[PATCH v2] drm/vc4: Add the DRM_IOCTL_VC4_GEM_MADVISE ioctl
Eric Anholt
eric at anholt.net
Thu Oct 12 18:45:20 UTC 2017
Boris Brezillon <boris.brezillon at free-electrons.com> writes:
> This ioctl will allow us to purge inactive userspace buffers when the
> system is running out of contiguous memory.
>
> For now, the purge logic is rather dumb in that it does not try to
> release only the amount of BO needed to meet the last CMA alloc request
> but instead purges all objects placed in the purgeable pool as soon as
> we experience a CMA allocation failure.
>
> Note that the in-kernel BO cache is always purged before the purgeable
> cache because those objects are known to be unused while objects marked
> as purgeable by a userspace application/library might have to be
> restored when they are marked back as unpurgeable, which can be
> expensive.
>
> Signed-off-by: Boris Brezillon <boris.brezillon at free-electrons.com>
> ---
> Hello,
>
> Updates to libdrm, mesa and igt making use of this kernel feature can
> be found on my github repos [1][2][3].
>
> There's currently no debugfs hook to manually force a purge, but this
> is being discussed and might be added later on.
>
> Regards,
>
> Boris
>
> [1]https://github.com/bbrezillon/drm/tree/vc4/purgeable
> [2]https://github.com/bbrezillon/mesa/tree/vc4/purgeable
> [3]https://github.com/bbrezillon/igt/tree/vc4/purgeable
>
> Changes in v2:
> - Do not re-allocate BO's memory after when WILLNEED is asked after a purge
> - Add purgeable/purged stats to debugfs and dumpstats
> - Pad the drm_vc4_gem_madvise to make it 64-bit aligned
> - Forbid madvise calls on internal BO objects (everything that is not
> meant to be exposed to userspace)
> - Do not increment/decrement usecnt on internal BOs (they cannot be marked
> purgeable, so doing that is useless and error prone)

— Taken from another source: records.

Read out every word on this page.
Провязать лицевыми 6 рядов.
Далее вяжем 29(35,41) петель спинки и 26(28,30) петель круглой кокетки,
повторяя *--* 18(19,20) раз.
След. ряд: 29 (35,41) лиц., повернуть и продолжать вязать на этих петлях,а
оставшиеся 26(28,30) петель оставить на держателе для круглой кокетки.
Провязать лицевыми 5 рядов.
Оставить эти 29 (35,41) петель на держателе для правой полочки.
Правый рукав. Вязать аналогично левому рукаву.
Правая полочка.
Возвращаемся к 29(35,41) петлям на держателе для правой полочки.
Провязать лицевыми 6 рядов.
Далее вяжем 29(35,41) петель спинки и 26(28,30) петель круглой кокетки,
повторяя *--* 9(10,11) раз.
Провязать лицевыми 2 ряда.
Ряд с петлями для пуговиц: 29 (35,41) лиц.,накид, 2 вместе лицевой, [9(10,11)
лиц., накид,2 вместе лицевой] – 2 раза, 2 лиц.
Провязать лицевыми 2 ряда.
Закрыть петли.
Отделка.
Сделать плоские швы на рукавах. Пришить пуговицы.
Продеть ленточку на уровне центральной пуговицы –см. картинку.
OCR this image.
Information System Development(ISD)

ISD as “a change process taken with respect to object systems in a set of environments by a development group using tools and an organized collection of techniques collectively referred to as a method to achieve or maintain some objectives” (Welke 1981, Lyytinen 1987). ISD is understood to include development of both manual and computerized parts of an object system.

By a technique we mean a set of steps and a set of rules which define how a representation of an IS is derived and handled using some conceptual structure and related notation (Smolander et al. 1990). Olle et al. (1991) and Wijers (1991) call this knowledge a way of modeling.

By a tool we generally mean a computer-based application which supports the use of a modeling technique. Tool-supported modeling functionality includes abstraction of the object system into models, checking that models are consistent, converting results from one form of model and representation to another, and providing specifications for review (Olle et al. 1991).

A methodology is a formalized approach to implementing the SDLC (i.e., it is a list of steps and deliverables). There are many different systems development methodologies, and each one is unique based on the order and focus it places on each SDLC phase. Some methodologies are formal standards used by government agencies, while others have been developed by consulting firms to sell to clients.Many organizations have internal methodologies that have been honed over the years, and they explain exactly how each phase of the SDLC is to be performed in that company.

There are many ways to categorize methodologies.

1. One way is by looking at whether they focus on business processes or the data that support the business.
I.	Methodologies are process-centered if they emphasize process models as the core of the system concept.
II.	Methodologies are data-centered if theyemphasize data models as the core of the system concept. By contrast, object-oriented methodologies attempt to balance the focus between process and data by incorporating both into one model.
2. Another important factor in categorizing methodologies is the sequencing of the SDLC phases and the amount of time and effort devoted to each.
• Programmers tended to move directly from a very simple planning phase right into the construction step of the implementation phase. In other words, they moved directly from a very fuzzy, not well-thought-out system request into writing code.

> - Fix a few bugs related to usecnt refcounting
> ---
> drivers/gpu/drm/vc4/vc4_bo.c | 284 ++++++++++++++++++++++++++++++++++++++--
> drivers/gpu/drm/vc4/vc4_drv.c | 10 +-
> drivers/gpu/drm/vc4/vc4_drv.h | 44 +++++++
> drivers/gpu/drm/vc4/vc4_gem.c | 153 +++++++++++++++++++++-
> drivers/gpu/drm/vc4/vc4_plane.c | 20 +++
> include/uapi/drm/vc4_drm.h | 18 +++
> 6 files changed, 512 insertions(+), 17 deletions(-)
>
> diff --git a/drivers/gpu/drm/vc4/vc4_bo.c b/drivers/gpu/drm/vc4/vc4_bo.c
> index 3afdbf4bc10b..edb0062a58c7 100644
> --- a/drivers/gpu/drm/vc4/vc4_bo.c
> +++ b/drivers/gpu/drm/vc4/vc4_bo.c
> @@ -42,7 +42,8 @@ static bool is_user_label(int label)
>
> static void vc4_bo_stats_dump(struct vc4_dev *vc4)
> {
> - int i;
> + size_t purgeable_size, purged_size;
> + int i, npurgeable, npurged;
>
> for (i = 0; i < vc4->num_labels; i++) {
> if (!vc4->bo_labels[i].num_allocated)
> @@ -53,6 +54,21 @@ static void vc4_bo_stats_dump(struct vc4_dev *vc4)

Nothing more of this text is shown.